#### welcome to
# Heroes of Pymoji:
## The Sales Analysis

In [1]:
# dependencies
import pandas as pd
import numpy as np

In [2]:
dataFilepath = "Resources/purchase_data.csv"
dataFilepath

'Resources/purchase_data.csv'

In [3]:
# import the data in the file at dataFilepath and make a data frame of it
purchaseData_df = pd.read_csv(dataFilepath)
# purchaseData_df.head()

In [4]:
# This should be a groupby object of unique SNs:
SNs_df = purchaseData_df.groupby(["SN"])
# SNs_df.head()

In [5]:
# This makes a dataframe from SNs_df that shows each SN's
# total purchases, but which unfortunately leaves out gender
# because it can't be summed:
SNsTotalPurchases_df = pd.DataFrame(SNs_df.sum())
# SNsTotalPurchases_df

In [6]:
# This makes a dataframe from SNs_df that shows how many 
# purchases each SN made:
SNsCountPurchases_df = pd.DataFrame(SNs_df.count())
# SNsCountPurchases_df

In [7]:
# This starts with the same groupby object of unique SNs, but turns
# it into a DataFrame that retains each SN's gender:
SNsTotalByFirst_df = pd.DataFrame(SNs_df.first())
# SNsTotalByFirst_df
# I'll need both SNsTotalPurchases_df and SNsCountPurchases_df later.

In [8]:
# 1. Count unique players
PNcount = len(SNs_df)
# print(f"Total number of players: {PNcount}")

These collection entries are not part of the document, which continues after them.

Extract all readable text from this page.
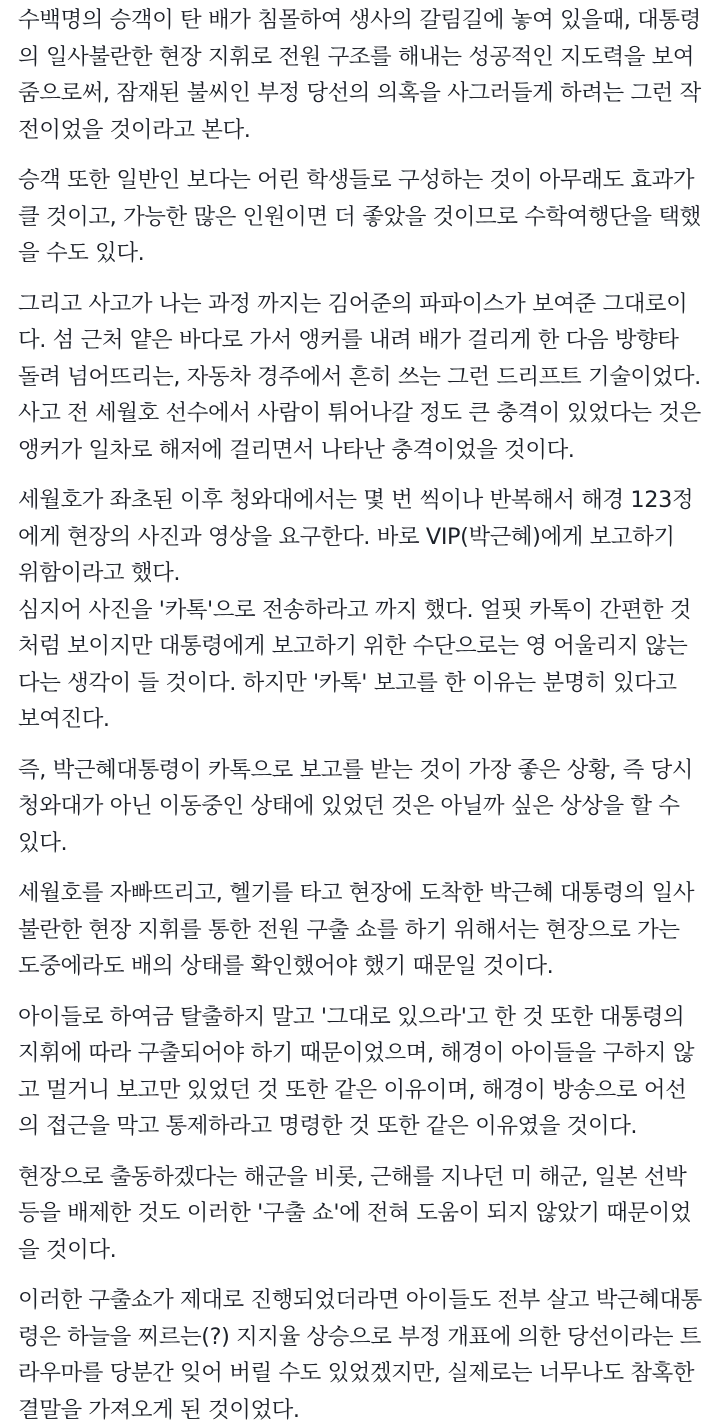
수백명의 승객이 탄 배가 침몰하여 생사의 갈림길에 놓여 있을때, 대통령의 일사불란한 현장 지휘로 전원 구조를 해내는 성공적인 지도력을 보여줌으로써, 잠재된 불씨인 부정 당선의 의혹을 사그러들게 하려는 그런 작전이었을 것이라고 본다.

승객 또한 일반인 보다는 어린 학생들로 구성하는 것이 아무래도 효과가 클 것이고, 가능한 많은 인원이면 더 좋았을 것이므로 수학여행단을 택했을 수도 있다.

그리고 사고가 나는 과정 까지는 김어준의 파파이스가 보여준 그대로이다. 섬 근처 얕은 바다로 가서 앵커를 내려 배가 걸리게 한 다음 방향타 돌려 넘어뜨리는, 자동차 경주에서 흔히 쓰는 그런 드리프트 기술이었다. 사고 전 세월호 선수에서 사람이 튀어나갈 정도 큰 충격이 있었다는 것은 앵커가 일차로 해저에 걸리면서 나타난 충격이었을 것이다.

세월호가 좌초된 이후 청와대에서는 몇 번 씩이나 반복해서 해경 123정에게 현장의 사진과 영상을 요구한다. 바로 VIP(박근혜)에게 보고하기 위함이라고 했다.

심지어 사진을 '카톡'으로 전송하라고 까지 했다. 얼핏 카톡이 간편한 것처럼 보이지만 대통령에게 보고하기 위한 수단으로는 영 어울리지 않는다는 생각이 들 것이다. 하지만 '카톡' 보고를 한 이유는 분명히 있다고 보여진다.

즉, 박근혜대통령이 카톡으로 보고를 받는 것이 가장 좋은 상황, 즉 당시 청와대가 아닌 이동중인 상태에 있었던 것은 아닐까 싶은 상상을 할 수 있다.

세월호를 자빠뜨리고, 헬기를 타고 현장에 도착한 박근혜 대통령의 일사불란한 현장 지휘를 통한 전원 구출 쇼를 하기 위해서는 현장으로 가는 도중에라도 배의 상태를 확인했어야 했기 때문일 것이다.

아이들로 하여금 탈출하지 말고 '그대로 있으라'고 한 것 또한 대통령의 지휘에 따라 구출되어야 하기 때문이었으며, 해경이 아이들을 구하지 않고 멀거니 보고만 있었던 것 또한 같은 이유이며, 해경이 방송으로 어선의 접근을 막고 통제하라고 명령한 것 또한 같은 이유였을 것이다.

현장으로 출동하겠다는 해군을 비롯, 근해를 지나던 미 해군, 일본 선박등을 배제한 것도 이러한 '구출 쇼'에 전혀 도움이 되지 않았기 때문이었을 것이다.

이러한 구출쇼가 제대로 진행되었더라면 아이들도 전부 살고 박근혜대통령은 하늘을 찌르는(?) 지지율 상승으로 부정 개표에 의한 당선이라는 트라우마를 당분간 잊어 버릴 수도 있었겠지만, 실제로는 너무나도 참혹한 결말을 가져오게 된 것이었다.
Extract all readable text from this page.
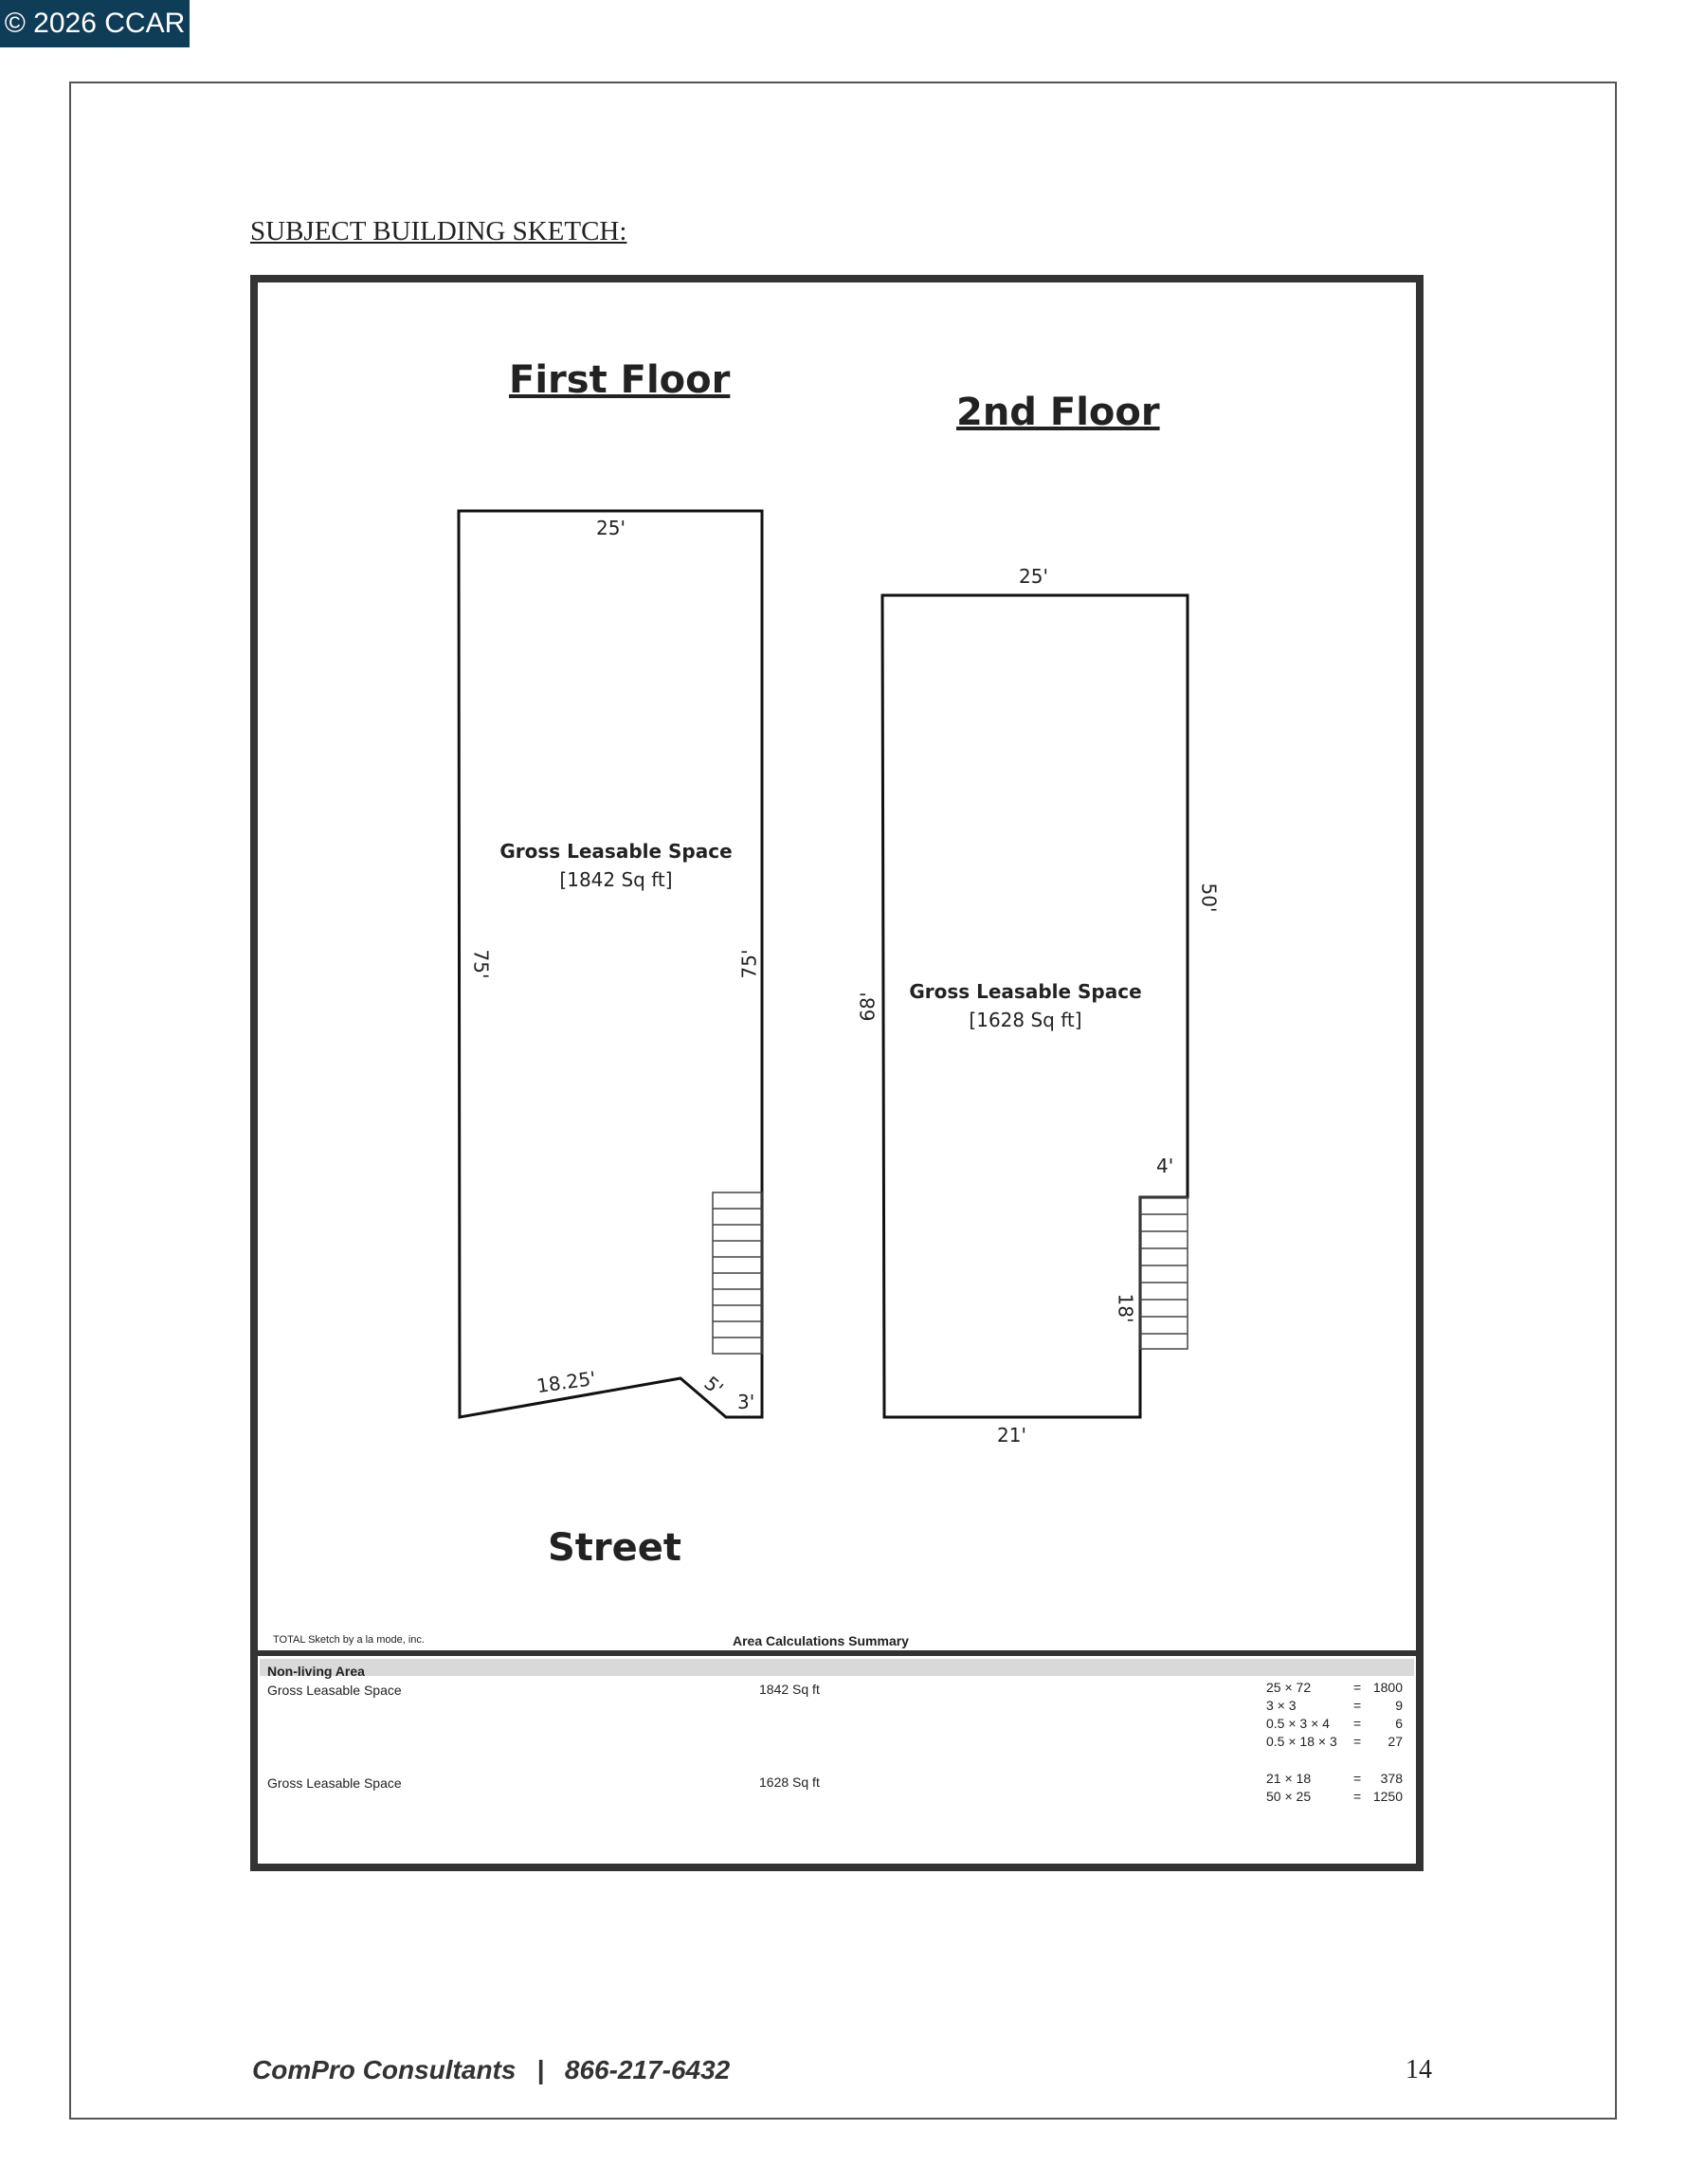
© 2026 CCAR
SUBJECT BUILDING SKETCH:
First Floor
2nd Floor
25'
75'	75'
18.25'	5'
3'
Gross Leasable Space
[1842 Sq ft]
25'
68'
50'
4'
18'
21'
Gross Leasable Space
[1628 Sq ft]
Street
TOTAL Sketch by a la mode, inc.	Area Calculations Summary
Non-living Area
Gross Leasable Space	1842 Sq ft	25 × 72	= 1800
3 × 3	=	9
0.5 × 3 × 4 =	6
0.5 × 18 × 3 =	27
Gross Leasable Space	1628 Sq ft	21 × 18	=	378
50 × 25	= 1250
ComPro Consultants | 866-217-6432	14
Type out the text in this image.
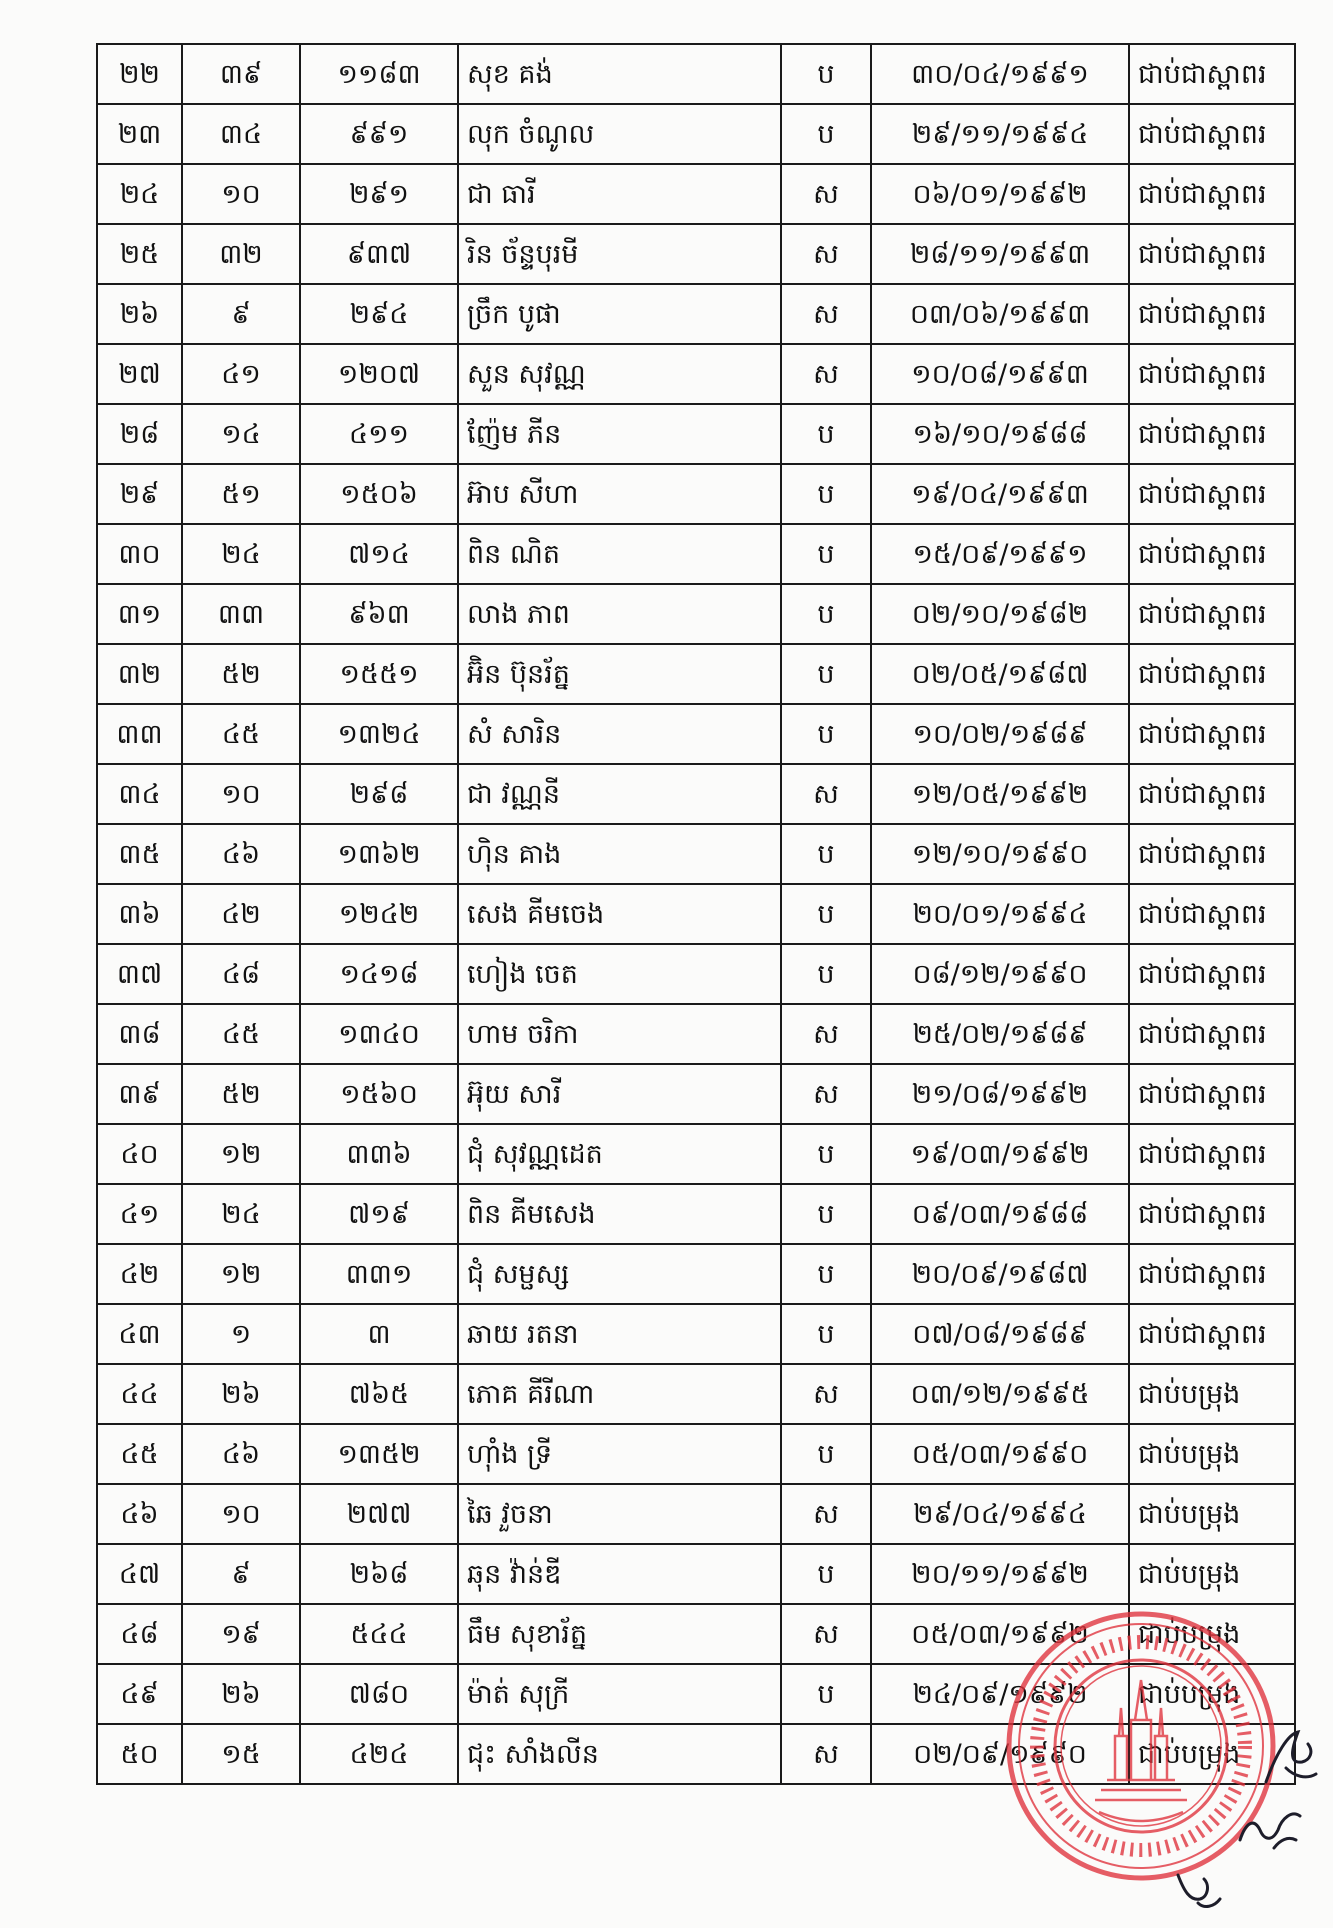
២២	៣៩	១១៨៣	សុខ គង់	ប	៣០/០៤/១៩៩១	ជាប់ជាស្ពាពរ
២៣	៣៤	៩៩១	លុក ចំណូល	ប	២៩/១១/១៩៩៤	ជាប់ជាស្ពាពរ
២៤	១០	២៩១	ជា ធារី	ស	០៦/០១/១៩៩២	ជាប់ជាស្ពាពរ
២៥	៣២	៩៣៧	រិន ច័ន្ទបុរមី	ស	២៨/១១/១៩៩៣	ជាប់ជាស្ពាពរ
២៦	៩	២៩៤	ច្រឹក បូផា	ស	០៣/០៦/១៩៩៣	ជាប់ជាស្ពាពរ
២៧	៤១	១២០៧	សួន សុវណ្ណ	ស	១០/០៨/១៩៩៣	ជាប់ជាស្ពាពរ
២៨	១៤	៤១១	ញ៉ែម ភីន	ប	១៦/១០/១៩៨៨	ជាប់ជាស្ពាពរ
២៩	៥១	១៥០៦	អ៊ាប សីហា	ប	១៩/០៤/១៩៩៣	ជាប់ជាស្ពាពរ
៣០	២៤	៧១៤	ពិន ណិត	ប	១៥/០៩/១៩៩១	ជាប់ជាស្ពាពរ
៣១	៣៣	៩៦៣	លាង ភាព	ប	០២/១០/១៩៨២	ជាប់ជាស្ពាពរ
៣២	៥២	១៥៥១	អ៊ិន ប៊ុនរ័ត្ន	ប	០២/០៥/១៩៨៧	ជាប់ជាស្ពាពរ
៣៣	៤៥	១៣២៤	សំ សារិន	ប	១០/០២/១៩៨៩	ជាប់ជាស្ពាពរ
៣៤	១០	២៩៨	ជា វណ្ណនី	ស	១២/០៥/១៩៩២	ជាប់ជាស្ពាពរ
៣៥	៤៦	១៣៦២	ហ៊ិន គាង	ប	១២/១០/១៩៩០	ជាប់ជាស្ពាពរ
៣៦	៤២	១២៤២	សេង គីមចេង	ប	២០/០១/១៩៩៤	ជាប់ជាស្ពាពរ
៣៧	៤៨	១៤១៨	ហៀង ចេត	ប	០៨/១២/១៩៩០	ជាប់ជាស្ពាពរ
៣៨	៤៥	១៣៤០	ហាម ចរិកា	ស	២៥/០២/១៩៨៩	ជាប់ជាស្ពាពរ
៣៩	៥២	១៥៦០	អ៊ុយ សារី	ស	២១/០៨/១៩៩២	ជាប់ជាស្ពាពរ
៤០	១២	៣៣៦	ជុំ សុវណ្ណដេត	ប	១៩/០៣/១៩៩២	ជាប់ជាស្ពាពរ
៤១	២៤	៧១៩	ពិន គីមសេង	ប	០៩/០៣/១៩៨៨	ជាប់ជាស្ពាពរ
៤២	១២	៣៣១	ជុំ សម្ផស្ស	ប	២០/០៩/១៩៨៧	ជាប់ជាស្ពាពរ
៤៣	១	៣	ឆាយ រតនា	ប	០៧/០៨/១៩៨៩	ជាប់ជាស្ពាពរ
៤៤	២៦	៧៦៥	ភោគ គីរីណា	ស	០៣/១២/១៩៩៥	ជាប់បម្រុង
៤៥	៤៦	១៣៥២	ហ៊ាំង ទ្រី	ប	០៥/០៣/១៩៩០	ជាប់បម្រុង
៤៦	១០	២៧៧	ឆៃ វួចនា	ស	២៩/០៤/១៩៩៤	ជាប់បម្រុង
៤៧	៩	២៦៨	ឆុន វ៉ាន់ឌី	ប	២០/១១/១៩៩២	ជាប់បម្រុង
៤៨	១៩	៥៤៤	ធឹម សុខារ័ត្ន	ស	០៥/០៣/១៩៩២	ជាប់បម្រុង
៤៩	២៦	៧៨០	ម៉ាត់ សុក្រី	ប	២៤/០៩/១៩៩២	ជាប់បម្រុង
៥០	១៥	៤២៤	ជុះ សាំងលីន	ស	០២/០៩/១៩៩០	ជាប់បម្រុង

d = {"Total Players": [PNcount]}
totalPlayerCountReport_df = pd.DataFrame(data=d)
totalPlayerCountReport_df

Unnamed: 0,Total Players
0,576


In [9]:
# 2. Purchasing analysis
#    a. no. of unique items
itemCount = len(purchaseData_df["Item ID"].value_counts())

# print(f"Number of unique items: {itemCount}")

In [10]:
#    b. avg purchase price
purchaseAvg = purchaseData_df["Price"].sum() / purchaseData_df["Price"].count()
showPurchaseAvg = "$" + str(round(float(purchaseAvg), 2))

# print(f"Average purchase price: {showPurchaseAvg}")

In [11]:
#    c. total no. of purchases
purchaseCount = purchaseData_df["SN"].count()

# print(f"Total number of purchases: {purchaseCount}")

In [12]:
#    d. total revenue
totalRevenue = purchaseData_df["Price"].sum()
showTotalRevenue = "$" + str(totalRevenue)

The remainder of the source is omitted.